Die Enkelin Gabí ist die Erzählerin und Zeremonienmeisterin, die den beiden toten Frauen Körper und Stimme leiht. Yael Schüler schlüpft in diese Gabí, die in die Körper ihrer Mutter und Großmutter schlüpft. Sie lernt den Sarkasmus Marie kennen, durchlebt die Hysterien und Sehnsüchte der geliebt-gehassten Mutter, versinkt in den Absurditäten der Schweizer Bürokratie und sucht in den extremen der Kriegsgenerationen nach einer Daseinsberechtigung für sich selbst. Sie muss zu ihren Vormüttern werden, muss deren Erfahrungen durch ihren Körper jagen, um endlich ein eigenes Leben jenseits der ererbten Konflikte und Traumata führen zu können. Das Stück ist der Versuch einer Emanzipation von der Sprachlosigkeit nach nicht zu beschreibendem Grauen und einer Totenanrufung von antiker Wucht.

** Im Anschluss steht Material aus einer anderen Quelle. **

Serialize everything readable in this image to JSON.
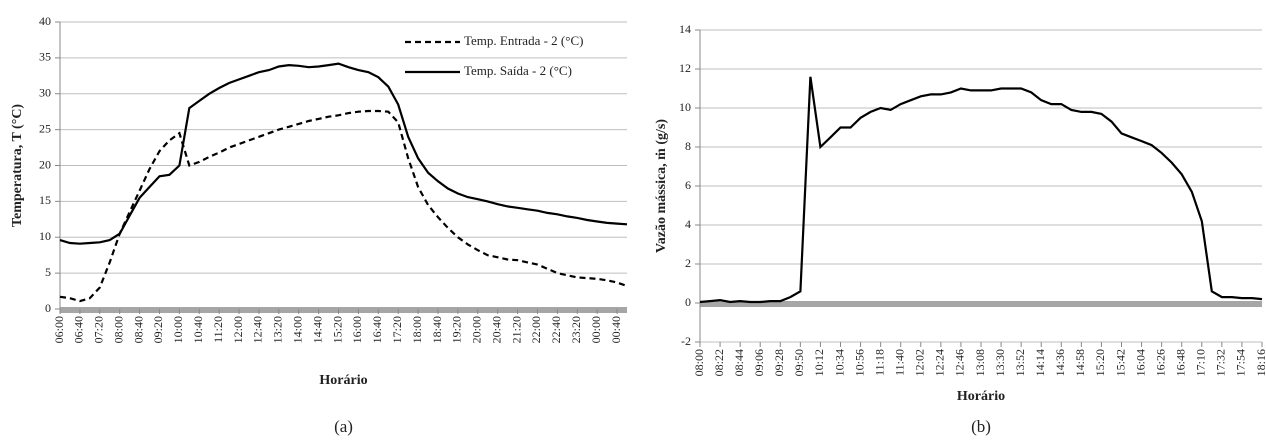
{
  "chart_data": [
    {
      "type": "line",
      "caption": "(a)",
      "x_label": "Horário",
      "y_label": "Temperatura, T (°C)",
      "categories": [
        "06:00",
        null,
        "06:40",
        null,
        "07:20",
        null,
        "08:00",
        null,
        "08:40",
        null,
        "09:20",
        null,
        "10:00",
        null,
        "10:40",
        null,
        "11:20",
        null,
        "12:00",
        null,
        "12:40",
        null,
        "13:20",
        null,
        "14:00",
        null,
        "14:40",
        null,
        "15:20",
        null,
        "16:00",
        null,
        "16:40",
        null,
        "17:20",
        null,
        "18:00",
        null,
        "18:40",
        null,
        "19:20",
        null,
        "20:00",
        null,
        "20:40",
        null,
        "21:20",
        null,
        "22:00",
        null,
        "22:40",
        null,
        "23:20",
        null,
        "00:00",
        null,
        "00:40",
        null
      ],
      "series": [
        {
          "name": "Temp. Entrada - 2 (°C)",
          "color": "#000000",
          "style": "dashed",
          "values": [
            1.7,
            1.5,
            1.1,
            1.5,
            3,
            6.5,
            10.5,
            13.5,
            16.5,
            19.5,
            22,
            23.5,
            24.5,
            20,
            20.5,
            21.2,
            21.8,
            22.5,
            23,
            23.5,
            24,
            24.5,
            25,
            25.4,
            25.8,
            26.2,
            26.5,
            26.8,
            27,
            27.3,
            27.5,
            27.6,
            27.6,
            27.5,
            26,
            21,
            17,
            14.5,
            12.8,
            11.3,
            10,
            9,
            8.2,
            7.5,
            7.2,
            6.9,
            6.8,
            6.5,
            6.2,
            5.6,
            5,
            4.7,
            4.4,
            4.3,
            4.2,
            4,
            3.7,
            3.2
          ]
        },
        {
          "name": "Temp. Saída - 2 (°C)",
          "color": "#000000",
          "style": "solid",
          "values": [
            9.6,
            9.2,
            9.1,
            9.2,
            9.3,
            9.6,
            10.5,
            13,
            15.5,
            17,
            18.5,
            18.7,
            20,
            28,
            29,
            30,
            30.8,
            31.5,
            32,
            32.5,
            33,
            33.3,
            33.8,
            34,
            33.9,
            33.7,
            33.8,
            34,
            34.2,
            33.7,
            33.3,
            33,
            32.3,
            31,
            28.5,
            24,
            21,
            19,
            17.8,
            16.8,
            16.1,
            15.6,
            15.3,
            15,
            14.6,
            14.3,
            14.1,
            13.9,
            13.7,
            13.4,
            13.2,
            12.9,
            12.7,
            12.4,
            12.2,
            12,
            11.9,
            11.8
          ]
        }
      ],
      "ylim": [
        0,
        40
      ],
      "yticks": [
        0,
        5,
        10,
        15,
        20,
        25,
        30,
        35,
        40
      ],
      "grid": true,
      "legend": "upper right"
    },
    {
      "type": "line",
      "caption": "(b)",
      "x_label": "Horário",
      "y_label": "Vazão mássica, ṁ (g/s)",
      "categories": [
        "08:00",
        null,
        "08:22",
        null,
        "08:44",
        null,
        "09:06",
        null,
        "09:28",
        null,
        "09:50",
        null,
        "10:12",
        null,
        "10:34",
        null,
        "10:56",
        null,
        "11:18",
        null,
        "11:40",
        null,
        "12:02",
        null,
        "12:24",
        null,
        "12:46",
        null,
        "13:08",
        null,
        "13:30",
        null,
        "13:52",
        null,
        "14:14",
        null,
        "14:36",
        null,
        "14:58",
        null,
        "15:20",
        null,
        "15:42",
        null,
        "16:04",
        null,
        "16:26",
        null,
        "16:48",
        null,
        "17:10",
        null,
        "17:32",
        null,
        "17:54",
        null,
        "18:16"
      ],
      "values": [
        0.05,
        0.1,
        0.15,
        0.05,
        0.1,
        0.05,
        0.05,
        0.1,
        0.1,
        0.3,
        0.6,
        11.6,
        8,
        8.5,
        9,
        9,
        9.5,
        9.8,
        10,
        9.9,
        10.2,
        10.4,
        10.6,
        10.7,
        10.7,
        10.8,
        11,
        10.9,
        10.9,
        10.9,
        11,
        11,
        11,
        10.8,
        10.4,
        10.2,
        10.2,
        9.9,
        9.8,
        9.8,
        9.7,
        9.3,
        8.7,
        8.5,
        8.3,
        8.1,
        7.7,
        7.2,
        6.6,
        5.7,
        4.2,
        0.6,
        0.3,
        0.3,
        0.25,
        0.25,
        0.2
      ],
      "color": "#000000",
      "ylim": [
        -2,
        14
      ],
      "yticks": [
        -2,
        0,
        2,
        4,
        6,
        8,
        10,
        12,
        14
      ],
      "grid": true
    }
  ]
}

Das Stück basiert auf dem Buch des Journalisten und Autoren Gabriel Heim, der seine Großmutter erst durch die im Nachlass seiner Mutter gefundenen Briefe kennenlernte.
 

Die Inszenierung verdichtet den Text auf seine Schmerzzentren, stürzt sich wie Marie und Ilse auf den Humor als Überlebensstrategie, lässt die drei Frauen in Gabís Körper endlich aufeinandertreffen und kanalisiert diese wahnsinnige Familiengeschichte in ein Theaterritual.